Operators that are implementing IO are realizing huge benefits around the world by putting the right people together to make real-time operations decisions.

DNV’s Frédéric Verhelst, project manager for IO in the High North, a joint industry project (JIP) that includes 25 participants (three of them operators), discussed the advances the JIP has made by taking concepts that were considered by some at the outset as “far-fetched” and looking for solutions. To reach these ambitious goals, “New field development and operational concepts are required,” he said. “That means finding ways to handle real-time data across boundaries and taking collaboration to a new level.”

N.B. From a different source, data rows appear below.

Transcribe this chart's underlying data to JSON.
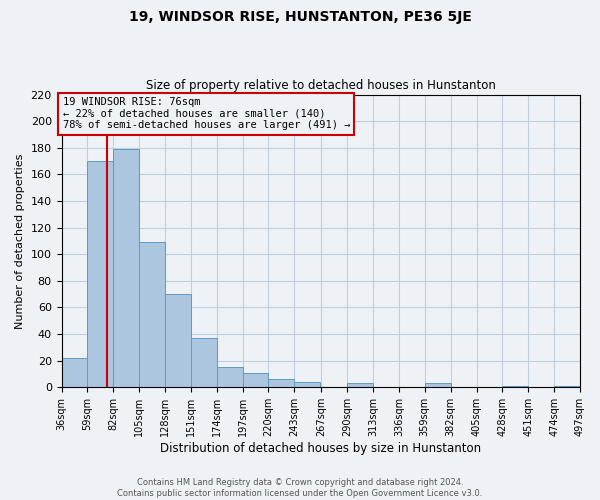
{
  "title": "19, WINDSOR RISE, HUNSTANTON, PE36 5JE",
  "subtitle": "Size of property relative to detached houses in Hunstanton",
  "xlabel": "Distribution of detached houses by size in Hunstanton",
  "ylabel": "Number of detached properties",
  "bin_edges": [
    36,
    59,
    82,
    105,
    128,
    151,
    174,
    197,
    220,
    243,
    267,
    290,
    313,
    336,
    359,
    382,
    405,
    428,
    451,
    474,
    497
  ],
  "bar_heights": [
    22,
    170,
    179,
    109,
    70,
    37,
    15,
    11,
    6,
    4,
    0,
    3,
    0,
    0,
    3,
    0,
    0,
    1,
    0,
    1
  ],
  "bar_color": "#adc6e0",
  "bar_edge_color": "#5a9cc5",
  "property_size": 76,
  "vline_color": "#cc0000",
  "annotation_text_line1": "19 WINDSOR RISE: 76sqm",
  "annotation_text_line2": "← 22% of detached houses are smaller (140)",
  "annotation_text_line3": "78% of semi-detached houses are larger (491) →",
  "annotation_box_color": "#cc0000",
  "ylim": [
    0,
    220
  ],
  "yticks": [
    0,
    20,
    40,
    60,
    80,
    100,
    120,
    140,
    160,
    180,
    200,
    220
  ],
  "footer_line1": "Contains HM Land Registry data © Crown copyright and database right 2024.",
  "footer_line2": "Contains public sector information licensed under the Open Government Licence v3.0.",
  "background_color": "#eef2f7",
  "grid_color": "#c0cfe0"
}
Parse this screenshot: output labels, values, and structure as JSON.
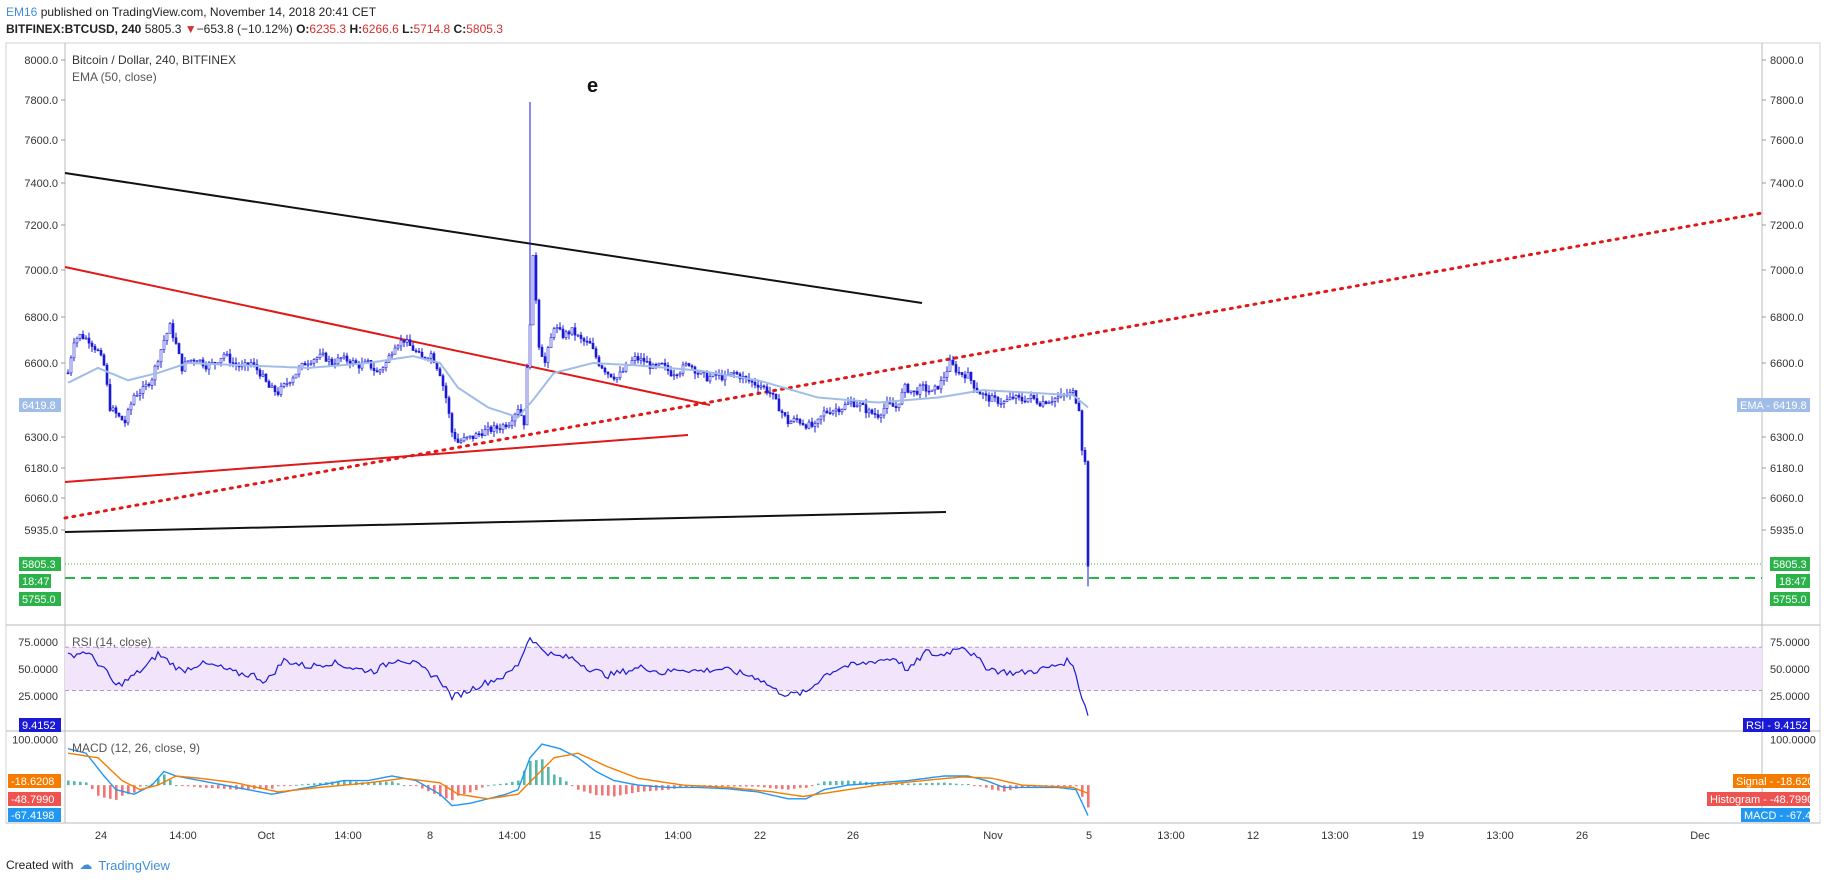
{
  "header": {
    "author": "EM16",
    "published": "published on TradingView.com, November 14, 2018 20:41 CET",
    "symbol": "BITFINEX:BTCUSD, 240",
    "price": "5805.3",
    "arrow": "▼",
    "change": "−653.8 (−10.12%)",
    "o_label": "O:",
    "o": "6235.3",
    "h_label": "H:",
    "h": "6266.6",
    "l_label": "L:",
    "l": "5714.8",
    "c_label": "C:",
    "c": "5805.3"
  },
  "footer": {
    "created": "Created with",
    "brand": "TradingView"
  },
  "colors": {
    "candle": "#1a1ad6",
    "ema": "#9fbde8",
    "red": "#e01818",
    "black": "#111111",
    "green": "#2bb34a",
    "rsi_bg": "#f1e4fb",
    "macd_line": "#2196f3",
    "signal_line": "#f57c00",
    "hist_up": "#26a69a",
    "hist_dn": "#ef5350"
  },
  "chart_data": [
    {
      "type": "candlestick",
      "legend_title": "Bitcoin / Dollar, 240, BITFINEX",
      "legend_ema": "EMA (50, close)",
      "annotation": "e",
      "ylim": [
        5700,
        8080
      ],
      "y_ticks": [
        "8000.0",
        "7800.0",
        "7600.0",
        "7400.0",
        "7200.0",
        "7000.0",
        "6800.0",
        "6600.0",
        "6300.0",
        "6180.0",
        "6060.0",
        "5935.0"
      ],
      "y_tick_values": [
        8000,
        7800,
        7600,
        7400,
        7200,
        7000,
        6800,
        6600,
        6300,
        6180,
        6060,
        5935
      ],
      "x_ticks": [
        "24",
        "14:00",
        "Oct",
        "14:00",
        "8",
        "14:00",
        "15",
        "14:00",
        "22",
        "26",
        "Nov",
        "5",
        "13:00",
        "12",
        "13:00",
        "19",
        "13:00",
        "26",
        "Dec"
      ],
      "labels": {
        "ema_value": "6419.8",
        "ema_tag": "EMA",
        "last_price": "5805.3",
        "countdown": "18:47",
        "level": "5755.0"
      },
      "close_series": [
        [
          0,
          6560
        ],
        [
          2,
          6700
        ],
        [
          4,
          6720
        ],
        [
          7,
          6700
        ],
        [
          10,
          6650
        ],
        [
          12,
          6590
        ],
        [
          14,
          6420
        ],
        [
          17,
          6380
        ],
        [
          19,
          6360
        ],
        [
          22,
          6470
        ],
        [
          25,
          6490
        ],
        [
          28,
          6540
        ],
        [
          30,
          6620
        ],
        [
          32,
          6700
        ],
        [
          34,
          6760
        ],
        [
          36,
          6680
        ],
        [
          38,
          6580
        ],
        [
          40,
          6610
        ],
        [
          43,
          6620
        ],
        [
          46,
          6590
        ],
        [
          49,
          6600
        ],
        [
          52,
          6640
        ],
        [
          55,
          6600
        ],
        [
          58,
          6580
        ],
        [
          61,
          6600
        ],
        [
          64,
          6560
        ],
        [
          67,
          6500
        ],
        [
          70,
          6480
        ],
        [
          73,
          6520
        ],
        [
          76,
          6560
        ],
        [
          79,
          6600
        ],
        [
          82,
          6620
        ],
        [
          85,
          6630
        ],
        [
          88,
          6600
        ],
        [
          91,
          6620
        ],
        [
          94,
          6610
        ],
        [
          97,
          6590
        ],
        [
          100,
          6600
        ],
        [
          103,
          6560
        ],
        [
          106,
          6600
        ],
        [
          109,
          6680
        ],
        [
          112,
          6700
        ],
        [
          115,
          6660
        ],
        [
          118,
          6620
        ],
        [
          121,
          6640
        ],
        [
          124,
          6560
        ],
        [
          126,
          6460
        ],
        [
          128,
          6320
        ],
        [
          130,
          6280
        ],
        [
          132,
          6290
        ],
        [
          135,
          6300
        ],
        [
          138,
          6320
        ],
        [
          141,
          6330
        ],
        [
          144,
          6340
        ],
        [
          147,
          6360
        ],
        [
          150,
          6420
        ],
        [
          152,
          6360
        ],
        [
          154,
          6780
        ],
        [
          155,
          7050
        ],
        [
          156,
          6880
        ],
        [
          157,
          6680
        ],
        [
          159,
          6600
        ],
        [
          162,
          6760
        ],
        [
          165,
          6720
        ],
        [
          168,
          6740
        ],
        [
          171,
          6700
        ],
        [
          174,
          6680
        ],
        [
          177,
          6600
        ],
        [
          180,
          6560
        ],
        [
          183,
          6540
        ],
        [
          186,
          6580
        ],
        [
          189,
          6620
        ],
        [
          192,
          6610
        ],
        [
          195,
          6580
        ],
        [
          198,
          6590
        ],
        [
          201,
          6560
        ],
        [
          204,
          6570
        ],
        [
          207,
          6600
        ],
        [
          210,
          6560
        ],
        [
          213,
          6540
        ],
        [
          216,
          6550
        ],
        [
          219,
          6540
        ],
        [
          222,
          6560
        ],
        [
          225,
          6540
        ],
        [
          228,
          6520
        ],
        [
          231,
          6510
        ],
        [
          234,
          6480
        ],
        [
          237,
          6420
        ],
        [
          240,
          6360
        ],
        [
          243,
          6370
        ],
        [
          246,
          6350
        ],
        [
          249,
          6340
        ],
        [
          252,
          6400
        ],
        [
          255,
          6410
        ],
        [
          258,
          6420
        ],
        [
          261,
          6440
        ],
        [
          264,
          6430
        ],
        [
          267,
          6400
        ],
        [
          270,
          6390
        ],
        [
          273,
          6430
        ],
        [
          276,
          6420
        ],
        [
          279,
          6500
        ],
        [
          282,
          6480
        ],
        [
          285,
          6500
        ],
        [
          288,
          6480
        ],
        [
          291,
          6520
        ],
        [
          294,
          6600
        ],
        [
          297,
          6560
        ],
        [
          300,
          6550
        ],
        [
          303,
          6490
        ],
        [
          306,
          6460
        ],
        [
          309,
          6450
        ],
        [
          312,
          6440
        ],
        [
          315,
          6460
        ],
        [
          318,
          6450
        ],
        [
          321,
          6460
        ],
        [
          324,
          6440
        ],
        [
          327,
          6450
        ],
        [
          330,
          6460
        ],
        [
          333,
          6470
        ],
        [
          335,
          6480
        ],
        [
          337,
          6420
        ],
        [
          338,
          6260
        ],
        [
          339,
          6200
        ],
        [
          340,
          5805
        ]
      ],
      "events": {
        "spike_high": 7790,
        "spike_index": 154,
        "last_low": 5714.8
      },
      "ema_series": [
        [
          0,
          6520
        ],
        [
          10,
          6580
        ],
        [
          20,
          6530
        ],
        [
          30,
          6560
        ],
        [
          40,
          6600
        ],
        [
          60,
          6590
        ],
        [
          80,
          6580
        ],
        [
          100,
          6600
        ],
        [
          115,
          6630
        ],
        [
          124,
          6600
        ],
        [
          130,
          6500
        ],
        [
          140,
          6420
        ],
        [
          150,
          6380
        ],
        [
          155,
          6450
        ],
        [
          162,
          6560
        ],
        [
          175,
          6600
        ],
        [
          190,
          6590
        ],
        [
          210,
          6570
        ],
        [
          230,
          6530
        ],
        [
          250,
          6460
        ],
        [
          270,
          6440
        ],
        [
          290,
          6460
        ],
        [
          305,
          6490
        ],
        [
          320,
          6480
        ],
        [
          335,
          6470
        ],
        [
          340,
          6420
        ]
      ]
    },
    {
      "type": "line",
      "legend": "RSI (14, close)",
      "ylim": [
        0,
        85
      ],
      "y_ticks": [
        "75.0000",
        "50.0000",
        "25.0000"
      ],
      "y_tick_values": [
        75,
        50,
        25
      ],
      "band": [
        30,
        70
      ],
      "last": "9.4152",
      "last_tag": "RSI",
      "series": [
        [
          0,
          62
        ],
        [
          6,
          66
        ],
        [
          12,
          50
        ],
        [
          16,
          34
        ],
        [
          20,
          40
        ],
        [
          26,
          52
        ],
        [
          30,
          64
        ],
        [
          34,
          56
        ],
        [
          38,
          48
        ],
        [
          44,
          55
        ],
        [
          50,
          52
        ],
        [
          56,
          46
        ],
        [
          62,
          44
        ],
        [
          66,
          38
        ],
        [
          72,
          58
        ],
        [
          80,
          52
        ],
        [
          88,
          56
        ],
        [
          96,
          50
        ],
        [
          102,
          48
        ],
        [
          110,
          60
        ],
        [
          116,
          54
        ],
        [
          124,
          40
        ],
        [
          128,
          24
        ],
        [
          132,
          28
        ],
        [
          138,
          36
        ],
        [
          146,
          44
        ],
        [
          150,
          54
        ],
        [
          154,
          80
        ],
        [
          157,
          70
        ],
        [
          162,
          62
        ],
        [
          168,
          60
        ],
        [
          174,
          50
        ],
        [
          180,
          44
        ],
        [
          186,
          48
        ],
        [
          192,
          52
        ],
        [
          198,
          46
        ],
        [
          204,
          50
        ],
        [
          210,
          48
        ],
        [
          218,
          50
        ],
        [
          224,
          46
        ],
        [
          230,
          42
        ],
        [
          236,
          30
        ],
        [
          240,
          26
        ],
        [
          246,
          28
        ],
        [
          252,
          44
        ],
        [
          258,
          52
        ],
        [
          264,
          54
        ],
        [
          270,
          58
        ],
        [
          276,
          60
        ],
        [
          280,
          48
        ],
        [
          286,
          66
        ],
        [
          290,
          62
        ],
        [
          294,
          66
        ],
        [
          298,
          72
        ],
        [
          302,
          62
        ],
        [
          306,
          52
        ],
        [
          310,
          48
        ],
        [
          316,
          46
        ],
        [
          322,
          48
        ],
        [
          328,
          52
        ],
        [
          334,
          58
        ],
        [
          336,
          44
        ],
        [
          338,
          24
        ],
        [
          340,
          9
        ]
      ]
    },
    {
      "type": "bar",
      "legend": "MACD (12, 26, close, 9)",
      "ylim": [
        -70,
        110
      ],
      "y_ticks": [
        "100.0000"
      ],
      "y_tick_values": [
        100
      ],
      "labels": {
        "signal_tag": "Signal",
        "signal": "-18.6208",
        "hist_tag": "Histogram",
        "hist": "-48.7990",
        "macd_tag": "MACD",
        "macd": "-67.4198"
      },
      "macd_series": [
        [
          0,
          80
        ],
        [
          6,
          70
        ],
        [
          12,
          20
        ],
        [
          16,
          -10
        ],
        [
          22,
          -20
        ],
        [
          28,
          0
        ],
        [
          32,
          30
        ],
        [
          36,
          20
        ],
        [
          44,
          10
        ],
        [
          52,
          0
        ],
        [
          60,
          -10
        ],
        [
          68,
          -20
        ],
        [
          76,
          -10
        ],
        [
          84,
          0
        ],
        [
          92,
          10
        ],
        [
          100,
          10
        ],
        [
          108,
          20
        ],
        [
          116,
          10
        ],
        [
          124,
          -20
        ],
        [
          128,
          -45
        ],
        [
          134,
          -40
        ],
        [
          140,
          -30
        ],
        [
          146,
          -20
        ],
        [
          150,
          -10
        ],
        [
          154,
          60
        ],
        [
          158,
          90
        ],
        [
          164,
          80
        ],
        [
          170,
          60
        ],
        [
          176,
          30
        ],
        [
          182,
          10
        ],
        [
          190,
          0
        ],
        [
          200,
          -5
        ],
        [
          210,
          -5
        ],
        [
          220,
          -8
        ],
        [
          230,
          -15
        ],
        [
          240,
          -30
        ],
        [
          246,
          -30
        ],
        [
          252,
          -10
        ],
        [
          260,
          0
        ],
        [
          270,
          5
        ],
        [
          280,
          10
        ],
        [
          292,
          20
        ],
        [
          300,
          20
        ],
        [
          306,
          10
        ],
        [
          312,
          -5
        ],
        [
          320,
          -5
        ],
        [
          330,
          -5
        ],
        [
          336,
          -10
        ],
        [
          340,
          -67
        ]
      ],
      "signal_series": [
        [
          0,
          70
        ],
        [
          10,
          60
        ],
        [
          18,
          10
        ],
        [
          24,
          -10
        ],
        [
          30,
          0
        ],
        [
          36,
          20
        ],
        [
          44,
          15
        ],
        [
          56,
          5
        ],
        [
          70,
          -15
        ],
        [
          84,
          -5
        ],
        [
          100,
          5
        ],
        [
          112,
          15
        ],
        [
          124,
          5
        ],
        [
          130,
          -20
        ],
        [
          140,
          -30
        ],
        [
          150,
          -20
        ],
        [
          156,
          20
        ],
        [
          162,
          60
        ],
        [
          170,
          70
        ],
        [
          180,
          40
        ],
        [
          190,
          15
        ],
        [
          205,
          0
        ],
        [
          220,
          -5
        ],
        [
          235,
          -15
        ],
        [
          245,
          -25
        ],
        [
          255,
          -15
        ],
        [
          270,
          0
        ],
        [
          285,
          10
        ],
        [
          298,
          18
        ],
        [
          308,
          15
        ],
        [
          318,
          0
        ],
        [
          335,
          -5
        ],
        [
          340,
          -18
        ]
      ]
    }
  ]
}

Gerbert Schoonman, East asset manager, Brunei Shell Petroleum (BSP), talked about how Shell has applied intelligent operations in Southeast Asia. “Collaboration drives the business,” he said, noting that 30% of BSP production comes from intelligent wells. “Smart fields are definitely delivering value.”

Bernard Looney, managing director of BP North Sea, said his organization has embraced IO at the management level. “We made a very conscious decision to place intelligent energy at the heart of our North Sea operations,” he said. Part of that investment paid for life-of-field seismic on the Claire field that Looney says has led to a 10 MMbbl new well target.

Meanwhile, Doug Suttles, E&P COO at BP, said IE has added 50,000 b/d for each of the last three years even though it has been applied to only one-third of the company’s portfolio.

With significant rewards in the balance, BP plans to invest US $3 billion/yr for the next 10 years in IE.

Waleed Al-Mulhim, manager, Southern Area Reservoir Management at Saudi Aramco, told conference attendees that the key to making IE a reality is to focus on “technology, workflows, and people,” explaining that real-time data enables sustainability. Saudi Aramco has embraced this concept, Al-Mulhim said. “Every new field that has been developed (by Saudi Aramco) since 2003 is an intelligent field.”

Muhammed Al-Qahtani, executive director of petroleum engineering and development at Saudi Aramco explained the value of IE more succinctly: “IE is transformational and progressive technology.”

Statoil’s Trond Lilleng summed up IE as “maximizing value through technology,” noting that stepping beyond the industry norms is the only way to make progress.

“We have to be courageous,” he said. New solutions will require deep changes to the way we think, deep changes to the way we work, and deep changes to the way we collaborate.”

However challenging the way forward, the critical thing is to keep moving.
As Melody Meyer, president of Chevron Energy Technology Co., said, “It’s time to shift intelligent energy into overdrive. We really have no time to lose.”